Suggestion: Run the tests with as many sanitizers warnings enabled as possible.

What's interesting is we are testing clang 14 with asan + ubsan, which should detect the same error.

https://github.com/boostorg/url/actions/runs/7587792728/job/20669035052

I would prefer to be able to replicate the error in CI before moving on with the solution.

alandefreitas commented 9 months ago

mmm... according to https://clang.llvm.org/docs/UndefinedBehaviorSanitizer.html, implicit-integer-sign-change should be enabled with -fsanitize=undefined...

-fsanitize=undefined: All of the checks listed above other than float-divide-by-zero, unsigned-integer-overflow, implicit-conversion, local-bounds and the nullability-* group of checks.

The only warning enabled by -fsanitize=integer that shouldn't be enabled by -fsanitize=undefined is unsigned-integer-overflow

-fsanitize=integer: Checks for undefined or suspicious integer behavior (e.g. unsigned integer overflow). Enables signed-integer-overflow, unsigned-integer-overflow, shift, integer-divide-by-zero, implicit-unsigned-integer-truncation, implicit-signed-integer-truncation, and implicit-integer-sign-change.

alandefreitas commented 9 months ago

I included a job with -fsanitize=integer explicitly but still can't replicate it:

https://github.com/boostorg/url/actions/runs/7793196452/job/21252638333?pr=817#step:11:162

What command are you using to build it? Is it cmake or b2?

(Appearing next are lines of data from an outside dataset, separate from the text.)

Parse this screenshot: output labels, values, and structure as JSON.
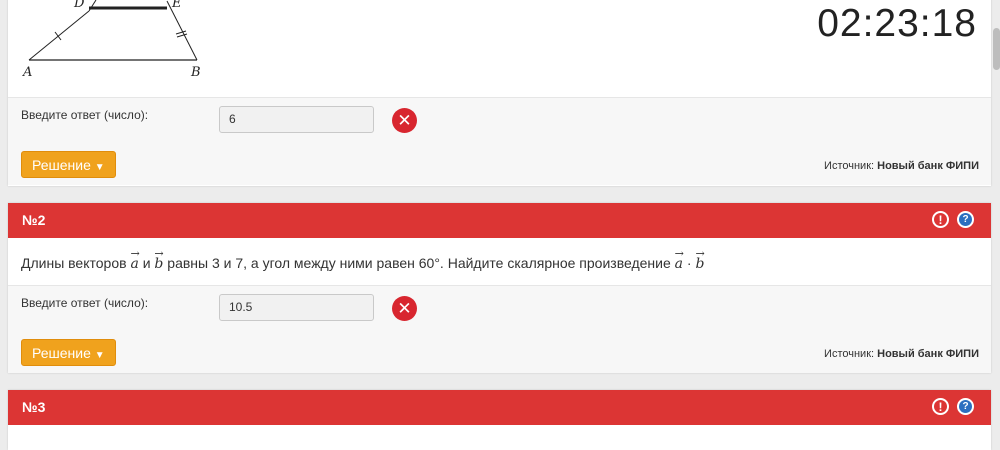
{
  "timer": "02:23:18",
  "q1": {
    "figure_labels": {
      "a": "A",
      "b": "B",
      "d": "D",
      "e": "E"
    },
    "answer_label": "Введите ответ (число):",
    "answer_value": "6",
    "solution_label": "Решение",
    "source_prefix": "Источник: ",
    "source_name": "Новый банк ФИПИ"
  },
  "q2": {
    "number": "№2",
    "text_part1": "Длины векторов ",
    "vec_a": "a",
    "text_and": " и ",
    "vec_b": "b",
    "text_part2": " равны 3 и 7, а угол между ними равен 60°. Найдите скалярное произведение ",
    "dot": " · ",
    "answer_label": "Введите ответ (число):",
    "answer_value": "10.5",
    "solution_label": "Решение",
    "source_prefix": "Источник: ",
    "source_name": "Новый банк ФИПИ"
  },
  "q3": {
    "number": "№3"
  },
  "icons": {
    "warn": "!",
    "help": "?",
    "wrong": "✕",
    "chevron": "⌄"
  },
  "colors": {
    "header_red": "#dc3534",
    "button_orange": "#f0a21d",
    "wrong_red": "#d8262f",
    "help_blue": "#2c6fc0"
  }
}
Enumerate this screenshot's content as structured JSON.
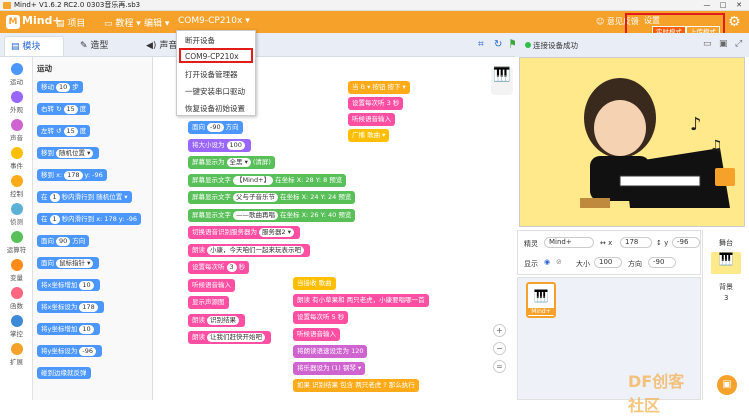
{
  "window": {
    "title": "Mind+ V1.6.2 RC2.0   0303音乐再.sb3",
    "minimize": "—",
    "maximize": "□",
    "close": "✕"
  },
  "menubar": {
    "logo": "Mind+",
    "items": [
      "项目",
      "教程",
      "编辑",
      "COM9-CP210x"
    ],
    "right": {
      "feedback": "意见反馈",
      "settings": "设置",
      "realtime_mode": "实时模式",
      "upload_mode": "上传模式"
    }
  },
  "device_menu": {
    "items": [
      "断开设备",
      "COM9-CP210x",
      "打开设备管理器",
      "一键安装串口驱动",
      "恢复设备初始设置"
    ]
  },
  "tabs": [
    {
      "label": "模块"
    },
    {
      "label": "造型"
    },
    {
      "label": "声音"
    }
  ],
  "connection_status": "连接设备成功",
  "categories": [
    {
      "label": "运动",
      "color": "#4c97ff"
    },
    {
      "label": "外观",
      "color": "#9966ff"
    },
    {
      "label": "声音",
      "color": "#cf63cf"
    },
    {
      "label": "事件",
      "color": "#ffbf00"
    },
    {
      "label": "控制",
      "color": "#ffab19"
    },
    {
      "label": "侦测",
      "color": "#5cb1d6"
    },
    {
      "label": "运算符",
      "color": "#59c059"
    },
    {
      "label": "变量",
      "color": "#ff8c1a"
    },
    {
      "label": "函数",
      "color": "#ff6680"
    },
    {
      "label": "掌控",
      "color": "#3d8bd6"
    },
    {
      "label": "扩展",
      "color": "#f5a12a"
    }
  ],
  "palette": {
    "heading": "运动",
    "blocks": [
      {
        "text": "移动",
        "val": "10",
        "suffix": "步"
      },
      {
        "text": "右转 ↻",
        "val": "15",
        "suffix": "度"
      },
      {
        "text": "左转 ↺",
        "val": "15",
        "suffix": "度"
      },
      {
        "text": "移到",
        "val": "随机位置 ▾",
        "suffix": ""
      },
      {
        "text": "移到 x:",
        "val": "178",
        "suffix": "y: -96"
      },
      {
        "text": "在",
        "val": "1",
        "suffix": "秒内滑行到 随机位置 ▾"
      },
      {
        "text": "在",
        "val": "1",
        "suffix": "秒内滑行到 x: 178 y: -96"
      },
      {
        "text": "面向",
        "val": "90",
        "suffix": "方向"
      },
      {
        "text": "面向",
        "val": "鼠标指针 ▾",
        "suffix": ""
      },
      {
        "text": "将x坐标增加",
        "val": "10",
        "suffix": ""
      },
      {
        "text": "将x坐标设为",
        "val": "178",
        "suffix": ""
      },
      {
        "text": "将y坐标增加",
        "val": "10",
        "suffix": ""
      },
      {
        "text": "将y坐标设为",
        "val": "-96",
        "suffix": ""
      },
      {
        "text": "碰到边缘就反弹",
        "val": "",
        "suffix": ""
      }
    ]
  },
  "script1": [
    {
      "text": "面向",
      "val": "-90",
      "suffix": "方向",
      "color": "#4c97ff"
    },
    {
      "text": "将大小设为",
      "val": "100",
      "suffix": "",
      "color": "#9966ff"
    },
    {
      "text": "屏幕显示为",
      "val": "全黑 ▾",
      "suffix": "(清屏)",
      "color": "#59c059"
    },
    {
      "text": "屏幕显示文字",
      "val": "【Mind+】",
      "suffix": "在坐标 X: 28 Y: 8 预览",
      "color": "#59c059"
    },
    {
      "text": "屏幕显示文字",
      "val": "父与子音乐节",
      "suffix": "在坐标 X: 24 Y: 24 预览",
      "color": "#59c059"
    },
    {
      "text": "屏幕显示文字",
      "val": "——歌曲再唱",
      "suffix": "在坐标 X: 26 Y: 40 预览",
      "color": "#59c059"
    },
    {
      "text": "切换语音识别服务器为",
      "val": "服务器2 ▾",
      "suffix": "",
      "color": "#ff4fa3"
    },
    {
      "text": "朗读",
      "val": "小康，今天咱们一起来玩表示吧",
      "suffix": "",
      "color": "#ff4fa3"
    },
    {
      "text": "设置每次听",
      "val": "3",
      "suffix": "秒",
      "color": "#ff4fa3"
    },
    {
      "text": "听候语音输入",
      "val": "",
      "suffix": "",
      "color": "#ff4fa3"
    },
    {
      "text": "显示",
      "val": "",
      "suffix": "声源图",
      "color": "#ff4fa3"
    },
    {
      "text": "朗读",
      "val": "识别结果",
      "suffix": "",
      "color": "#ff4fa3"
    },
    {
      "text": "朗读",
      "val": "让我们赶快开始吧",
      "suffix": "",
      "color": "#ff4fa3"
    }
  ],
  "script2": [
    {
      "text": "当 B ▾ 按钮 按下 ▾",
      "color": "#ffab19"
    },
    {
      "text": "设置每次听 3 秒",
      "color": "#ff4fa3"
    },
    {
      "text": "听候语音输入",
      "color": "#ff4fa3"
    },
    {
      "text": "广播 歌曲 ▾",
      "color": "#ffbf00"
    }
  ],
  "script3": [
    {
      "text": "当接收 歌曲",
      "color": "#ffbf00"
    },
    {
      "text": "朗读 有小草果和 两只老虎，小康要唱哪一首",
      "color": "#ff4fa3"
    },
    {
      "text": "设置每次听 5 秒",
      "color": "#ff4fa3"
    },
    {
      "text": "听候语音输入",
      "color": "#ff4fa3"
    },
    {
      "text": "将朗读语速设定为 120",
      "color": "#cf63cf"
    },
    {
      "text": "将乐器设为 (1) 钢琴 ▾",
      "color": "#cf63cf"
    },
    {
      "text": "如果 识别结果 包含 两只老虎 ? 那么执行",
      "color": "#ffab19"
    }
  ],
  "sprite": {
    "label_sprite": "精灵",
    "name": "Mind+",
    "x_label": "x",
    "x": "178",
    "y_label": "y",
    "y": "-96",
    "show_label": "显示",
    "size_label": "大小",
    "size": "100",
    "direction_label": "方向",
    "direction": "-90",
    "thumb_label": "Mind+"
  },
  "stage_panel": {
    "label": "舞台",
    "backdrop_label": "背景",
    "backdrop_count": "3"
  },
  "colors": {
    "accent": "#f5a12a",
    "highlight": "#e21b1b",
    "stage_bg": "#ffe98a"
  }
}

kevinwichmann commented 9 months ago

I included a job with -fsanitize=integer explicitly but still can't replicate it:

https://github.com/boostorg/url/actions/runs/7793196452/job/21252638333?pr=817#step:11:162

In the section Test under CMake Root Workflow it says:

  🧪 Tests (C++20)
  💻 /__w/url/url> /__w/_temp/6c6bf9ea-b5d6-4f29-92d0-1f6ca8af4b27/cmake-3.15.0-Linux-x86_64/bin/ctest --test-dir /__w/url/url/__build_cmake_root__ --parallel 2 --build-config Release --no-tests=error --progress --output-on-failure
  /__w/_temp/6c6bf9ea-b5d6-4f29-92d0-1f6ca8af4b27/cmake-3.15.0-Linux-x86_64/bin/ctest --test-dir /__w/url/url/__build_cmake_root__ --parallel 2 --build-config Release --no-tests=error --progress --output-on-failure
  Test project /__w/url/url
  No tests were found!!!

Could this be an issue?

What command are you using to build it? Is it cmake or b2?

I am using b2:

./b2 link=static toolset=clang \
cxxflags="-fPIC -fstack-protector -fstack-check -D_FORTIFY_SOURCE=2 -stdlib=libc++ -v -I/usr/lib/llvm-13/include/c++/v1 -fsanitize=undefined -fsanitize=nullability -fsanitize=float-divide-by-zero -fsanitize=local-bounds -fsanitize=implicit-integer-truncation -fsanitize=implicit-conversion" \
cxxstd=20 \
-d1 -j4 \
--with-thread --with-system --with-chrono --with-date_time --with-filesystem --with-random --with-atomic --with-context --with-url install
alandefreitas commented 9 months ago
  No tests were found!!!

What the hell! Let me check that. Thanks!